Although there wasn’t much information on the poster itself, I spent time looking at other posters used throughout history – during the Spanish influenza and, more recently, for the COVID-19 pandemic. I started to appreciate similar design elements that were used to achieve the same emotional reaction from the public.

One poster, distributed by the NHS and UK government, emphasises the importance of maintaining social guidelines, wearing face coverings and protecting others.

An NHS poster with a person in a full face visor and face mask. The postr says: Coronavirus, stay home to help us save lives. Act like you've got it, anyone can spread it. Stay home; protect the NHS; save lives.
2020 NHS/UK government poster ‘Stay Home, Protect the NHS, Save Lives’

Bold white text clearly identifies what the poster is promoting. The primary colours, red and yellow, are used to highlight important features at the base of the poster, in a banner that looks like police tape. The yellow and red banner is an effective design because people will immediately associate it with warning signs found in buildings and streets.

The familiar image of a human is used so viewers can connect with the poster on a personal level, just like the soldier in Curr’s poster. The same triangle formation can be seen in the three faces, and suggests alliance and strength – a message all these advertisements have in common. Seeing this made analysing the Scottish National War Memorial poster easier, because I could relate to this contemporary poster marking a significant time of national stress.

Why is history important?

As I write this, I’m a 19-year-old student living in Glasgow – one of the current ‘hotspots’ of COVID-19 cases. Both destructive and uniting, the COVID-19 pandemic is, and will always remain, a great tragedy in world history and – for me personally – a defining part of the formation of my early adulthood.

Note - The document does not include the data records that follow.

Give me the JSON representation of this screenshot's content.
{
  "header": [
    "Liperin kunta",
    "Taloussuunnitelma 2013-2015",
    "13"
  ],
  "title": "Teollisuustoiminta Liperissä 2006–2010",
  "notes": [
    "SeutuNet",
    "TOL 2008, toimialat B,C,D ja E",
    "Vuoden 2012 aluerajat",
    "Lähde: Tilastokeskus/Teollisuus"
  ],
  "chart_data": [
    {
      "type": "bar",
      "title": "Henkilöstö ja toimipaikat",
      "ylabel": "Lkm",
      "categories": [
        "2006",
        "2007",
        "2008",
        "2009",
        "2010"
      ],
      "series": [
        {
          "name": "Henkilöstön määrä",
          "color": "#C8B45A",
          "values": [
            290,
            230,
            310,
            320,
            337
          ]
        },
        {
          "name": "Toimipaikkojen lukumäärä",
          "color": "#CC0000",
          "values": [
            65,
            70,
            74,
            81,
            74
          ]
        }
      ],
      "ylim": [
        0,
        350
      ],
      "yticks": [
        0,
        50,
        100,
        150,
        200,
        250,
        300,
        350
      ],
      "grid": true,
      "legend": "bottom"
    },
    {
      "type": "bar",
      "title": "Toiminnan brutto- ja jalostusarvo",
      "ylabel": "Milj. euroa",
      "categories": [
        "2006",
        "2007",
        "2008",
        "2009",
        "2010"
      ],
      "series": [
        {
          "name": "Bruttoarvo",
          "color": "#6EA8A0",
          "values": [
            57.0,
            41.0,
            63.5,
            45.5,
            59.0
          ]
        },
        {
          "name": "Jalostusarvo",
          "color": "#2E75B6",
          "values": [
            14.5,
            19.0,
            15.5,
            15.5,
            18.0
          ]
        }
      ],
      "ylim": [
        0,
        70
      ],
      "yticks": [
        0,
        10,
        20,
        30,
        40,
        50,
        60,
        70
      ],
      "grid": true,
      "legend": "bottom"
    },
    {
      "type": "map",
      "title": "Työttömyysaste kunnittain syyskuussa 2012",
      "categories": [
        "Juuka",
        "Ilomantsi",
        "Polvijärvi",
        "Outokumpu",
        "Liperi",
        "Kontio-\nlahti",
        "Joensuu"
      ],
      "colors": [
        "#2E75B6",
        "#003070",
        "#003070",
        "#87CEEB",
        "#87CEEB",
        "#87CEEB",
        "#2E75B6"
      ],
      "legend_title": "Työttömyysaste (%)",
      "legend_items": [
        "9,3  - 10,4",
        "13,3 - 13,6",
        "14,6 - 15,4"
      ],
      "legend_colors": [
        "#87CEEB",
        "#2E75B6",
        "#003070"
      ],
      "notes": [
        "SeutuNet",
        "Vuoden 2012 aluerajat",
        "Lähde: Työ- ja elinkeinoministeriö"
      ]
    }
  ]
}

As 2020 Remembrance Day falls in the midst of a global pandemic, it’s important – more than ever – to be aware of the past.

History is important to me, because I would struggle to approach questions that arise within my interdisciplinary social science degree without it. Although I’m relatively new to studying history, I realise that the subject involves the examination and review of changing civilisations and societies throughout time. By deconstructing the past we can analyse current questions and debates.

As I have worked through this project, I now recognise the importance of observing the history of human experience, as it can enhance our cultural and social understanding of where we are today. Looking at Curr’s poster, the VAD promotional advert and the COVID-19 information banner, I have found one uniting concept – in times of disaster, posters can call and connect to viewers, asking them to respond on an emotional level and recognise the power of individuals to create unity.